Versuchen Sie mal, Ihre Rollen nur dann „anzuziehen“, wenn sie tatsächlich gebraucht werden. Müssen Sie Mutter sein oder Bruder oder Chefin, wenn Sie alleine Auto fahren? Wie wäre es mit einfach nur Auto fahren? Sehen, spüren, da sein. Und wenn Sie dann mit Ihren Kindern zusammen sind, seien Sie Mutter und lassen Sie die anderen Rollen, etwa die Chefin, los. Oder schauen Sie, was passiert, wenn Sie mal eine Rolle, die von Ihnen erwartet wird, nicht einnehmen.

RAIN – Umgang mit schwierigen Gefühlen

R: Recognize – Innehalten. Ein Moment des Wachwerdens zu unserer Erfahrung.

A: Acknowledge/Allow – Wahrnehmen/Erlauben. Das Gefühl ist Teil unserer Erfahrung, ob wir es wollen oder nicht.

I: Investigate with kindness/interest – Freundliches, interessiertes Erforschen des Gefühls. Wie fühlt sich das Gefühl an, wo im Körper ist es zu spüren?

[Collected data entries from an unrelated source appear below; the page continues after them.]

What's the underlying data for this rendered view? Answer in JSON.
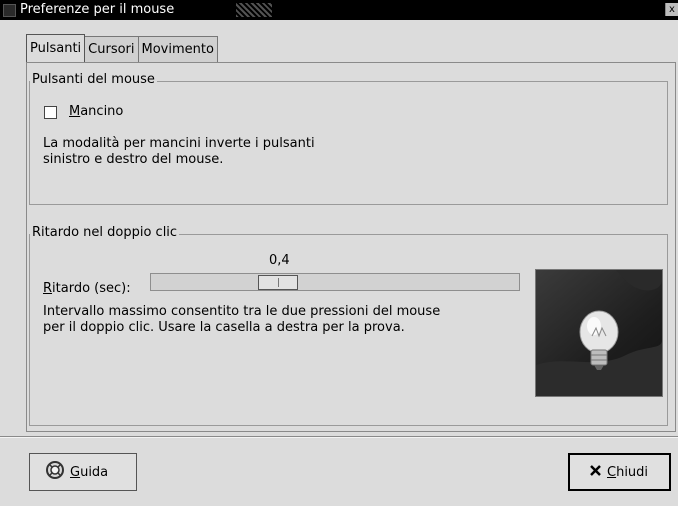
{
  "window": {
    "title": "Preferenze per il mouse",
    "close_glyph": "x"
  },
  "tabs": [
    {
      "label": "Pulsanti",
      "active": true
    },
    {
      "label": "Cursori",
      "active": false
    },
    {
      "label": "Movimento",
      "active": false
    }
  ],
  "buttons_frame": {
    "title": "Pulsanti del mouse",
    "left_handed": {
      "mnemonic": "M",
      "rest": "ancino",
      "checked": false
    },
    "description": "La modalità per mancini inverte i pulsanti\nsinistro e destro del mouse."
  },
  "double_click_frame": {
    "title": "Ritardo nel doppio clic",
    "value": "0,4",
    "slider_label": {
      "mnemonic": "R",
      "rest": "itardo (sec):"
    },
    "description": "Intervallo massimo consentito tra le due pressioni del mouse\nper il doppio clic. Usare la casella a destra per la prova.",
    "test_icon": "lightbulb-icon"
  },
  "footer": {
    "help": {
      "mnemonic": "G",
      "rest": "uida",
      "icon": "lifebuoy-icon"
    },
    "close": {
      "mnemonic": "C",
      "rest": "hiudi",
      "icon": "x-icon"
    }
  }
}
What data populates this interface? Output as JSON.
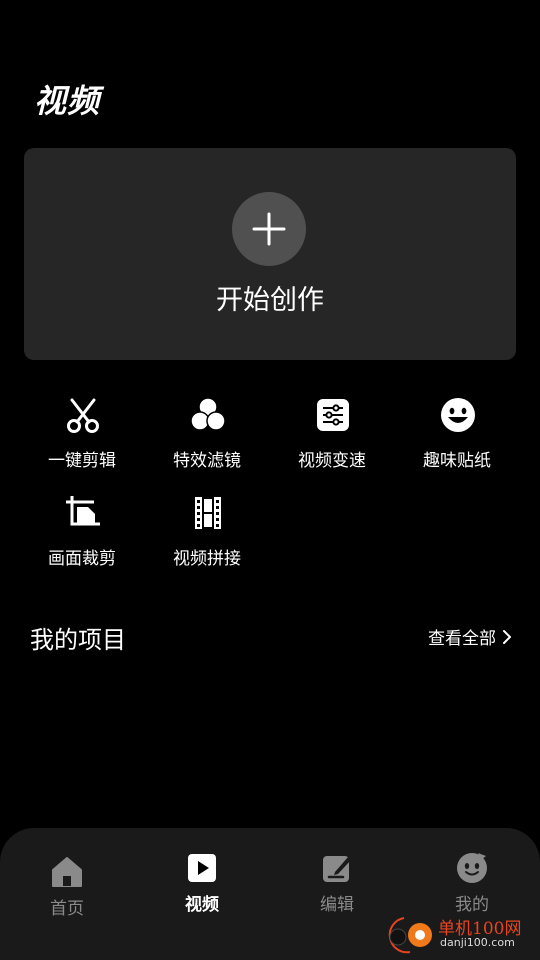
{
  "header": {
    "title": "视频"
  },
  "create": {
    "label": "开始创作",
    "icon": "plus-icon"
  },
  "tools": [
    {
      "label": "一键剪辑",
      "icon": "scissors-icon"
    },
    {
      "label": "特效滤镜",
      "icon": "filter-circles-icon"
    },
    {
      "label": "视频变速",
      "icon": "speed-sliders-icon"
    },
    {
      "label": "趣味贴纸",
      "icon": "smiley-sticker-icon"
    },
    {
      "label": "画面裁剪",
      "icon": "crop-document-icon"
    },
    {
      "label": "视频拼接",
      "icon": "film-strip-icon"
    }
  ],
  "projects": {
    "title": "我的项目",
    "view_all": "查看全部"
  },
  "tabbar": {
    "active": "视频",
    "items": [
      {
        "label": "首页",
        "icon": "home-icon"
      },
      {
        "label": "视频",
        "icon": "play-icon"
      },
      {
        "label": "编辑",
        "icon": "edit-icon"
      },
      {
        "label": "我的",
        "icon": "profile-face-icon"
      }
    ]
  },
  "watermark": {
    "name": "单机100网",
    "url": "danji100.com"
  },
  "colors": {
    "background": "#000000",
    "card": "#262626",
    "tabbar": "#1a1a1a",
    "inactive_tab": "#8a8a8a",
    "watermark_brand": "#e7441f"
  }
}
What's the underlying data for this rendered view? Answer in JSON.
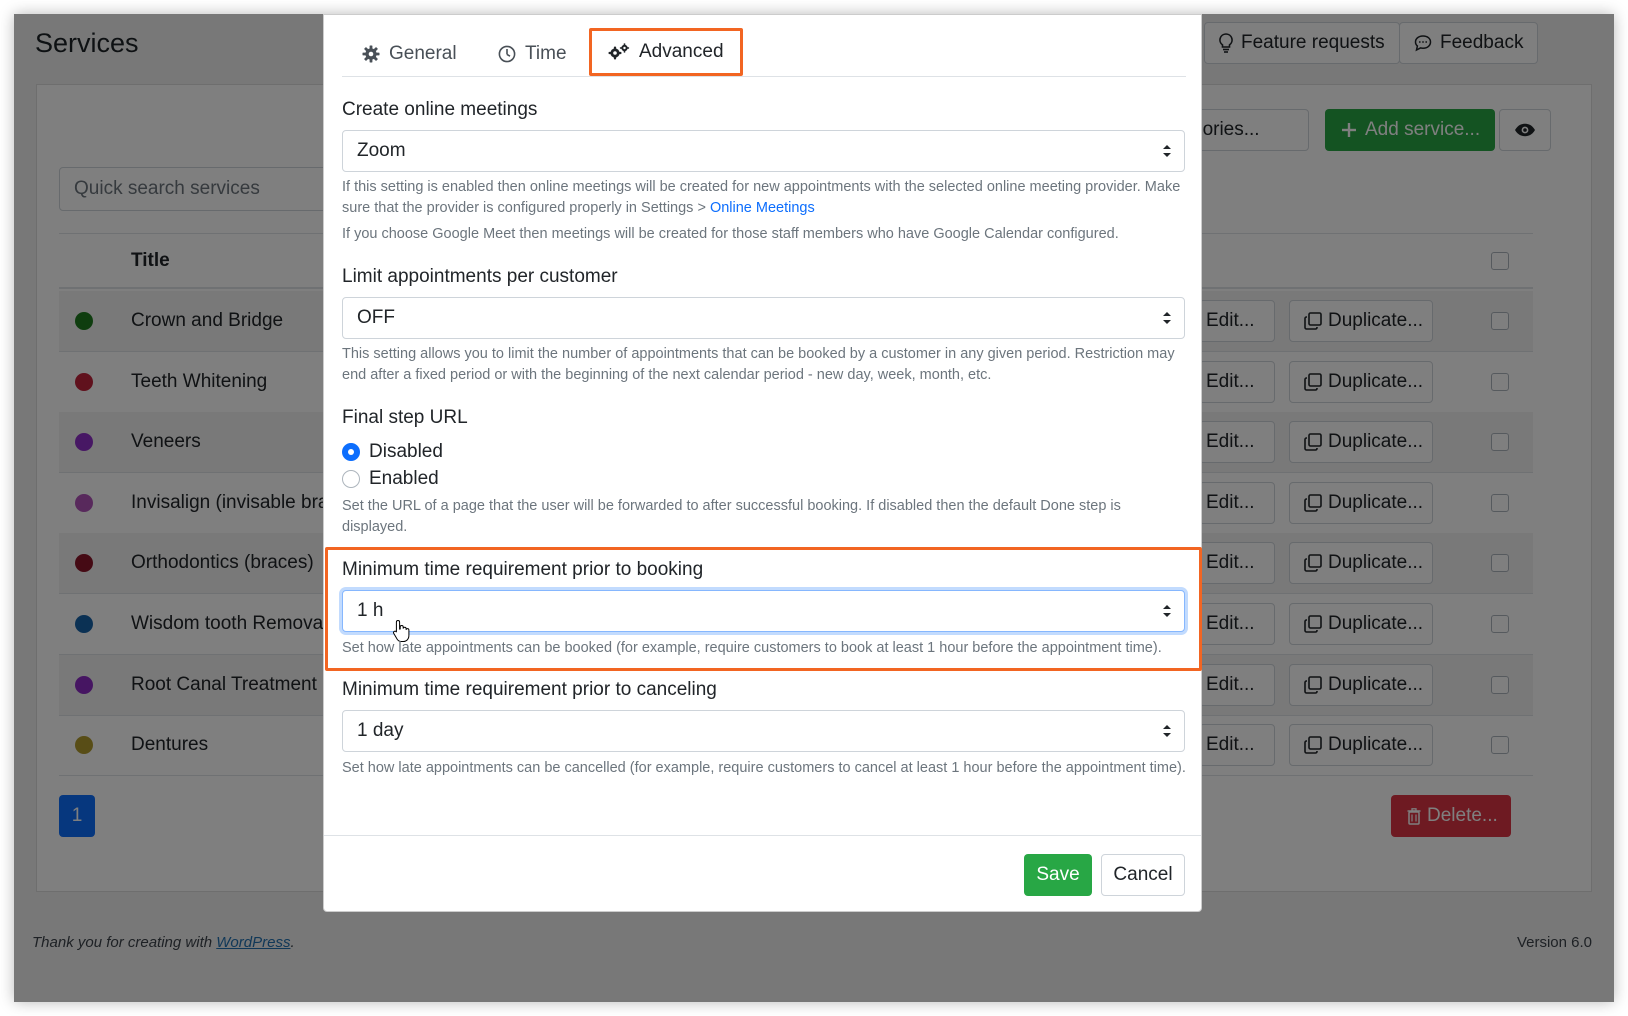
{
  "page": {
    "title": "Services"
  },
  "top_buttons": {
    "feature_requests": "Feature requests",
    "feedback": "Feedback"
  },
  "toolbar": {
    "categories_label": "gories...",
    "add_service_label": "Add service..."
  },
  "search": {
    "placeholder": "Quick search services"
  },
  "table": {
    "title_header": "Title",
    "rows": [
      {
        "name": "Crown and Bridge",
        "color": "#1e7b1e"
      },
      {
        "name": "Teeth Whitening",
        "color": "#c0233a"
      },
      {
        "name": "Veneers",
        "color": "#8e2fc9"
      },
      {
        "name": "Invisalign (invisable brac",
        "color": "#b052b8"
      },
      {
        "name": "Orthodontics (braces)",
        "color": "#8b1428"
      },
      {
        "name": "Wisdom tooth Removal",
        "color": "#1662a8"
      },
      {
        "name": "Root Canal Treatment",
        "color": "#8c2bc4"
      },
      {
        "name": "Dentures",
        "color": "#b09a2c"
      }
    ],
    "edit_label": "Edit...",
    "duplicate_label": "Duplicate..."
  },
  "pagination": {
    "current": "1"
  },
  "delete_label": "Delete...",
  "footer": {
    "thanks_prefix": "Thank you for creating with ",
    "thanks_link": "WordPress",
    "thanks_suffix": ".",
    "version": "Version 6.0"
  },
  "modal": {
    "tabs": [
      {
        "label": "General",
        "icon": "gear-icon"
      },
      {
        "label": "Time",
        "icon": "clock-icon"
      },
      {
        "label": "Advanced",
        "icon": "gears-icon",
        "active": true
      }
    ],
    "online_meetings": {
      "label": "Create online meetings",
      "value": "Zoom",
      "help_1": "If this setting is enabled then online meetings will be created for new appointments with the selected online meeting provider. Make sure that the provider is configured properly in Settings > ",
      "help_link": "Online Meetings",
      "help_2": "If you choose Google Meet then meetings will be created for those staff members who have Google Calendar configured."
    },
    "limit_appointments": {
      "label": "Limit appointments per customer",
      "value": "OFF",
      "help": "This setting allows you to limit the number of appointments that can be booked by a customer in any given period. Restriction may end after a fixed period or with the beginning of the next calendar period - new day, week, month, etc."
    },
    "final_step_url": {
      "label": "Final step URL",
      "options": [
        "Disabled",
        "Enabled"
      ],
      "selected": "Disabled",
      "help": "Set the URL of a page that the user will be forwarded to after successful booking. If disabled then the default Done step is displayed."
    },
    "min_time_booking": {
      "label": "Minimum time requirement prior to booking",
      "value": "1 h",
      "help": "Set how late appointments can be booked (for example, require customers to book at least 1 hour before the appointment time)."
    },
    "min_time_canceling": {
      "label": "Minimum time requirement prior to canceling",
      "value": "1 day",
      "help": "Set how late appointments can be cancelled (for example, require customers to cancel at least 1 hour before the appointment time)."
    },
    "save_label": "Save",
    "cancel_label": "Cancel"
  },
  "colors": {
    "accent_highlight": "#f26522",
    "primary": "#0d6efd",
    "success": "#28a745",
    "danger": "#dc3545"
  }
}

N: Non-identify – Nicht persönlich nehmen. Kann ich das Gefühl erlauben, ohne mich damit zu identifizieren?

Persönlich/unpersönlich

1. Schicht: In Alltagssituationen darauf achten, wo sich etwas persönlich anfühlt und wo ich bereits weiß, dass es das nicht ist, zum Beispiel im Straßenverkehr oder beim Kundenservice am Telefon. Kann ich es eher als unhöflich oder achtlos sehen denn als persönlich gegen mich gerichtet? 2. Schicht: Jemand macht eine abfällige Bemerkung über jemand anderen und meint damit etwas, was ich auch als Teil meiner Persönlichkeit empfinde. Etwa: „Mütter mit Kinderwagen meinen immer, ihnen stünde alles zu.“ Oder: „Mit so einem Hintern sollte man keine Stretchjeans tragen.“ Oder: „Manche Leute sind immer die Ersten in der Mittagspause.“ 3. Schicht: Jemand, der mir nahesteht, sagt oder handelt mir gegenüber verletzend. Kann ich den inneren Raum so erweitern, dass ich zumindest die Möglichkeit sehe, dass die Reaktion mehr mit dem Innenleben und der Wahrnehmung und Interpretation dieser Person zu tun hat als mit mir? Dass ich nur ein Platzhalter bin? Was verändert sich?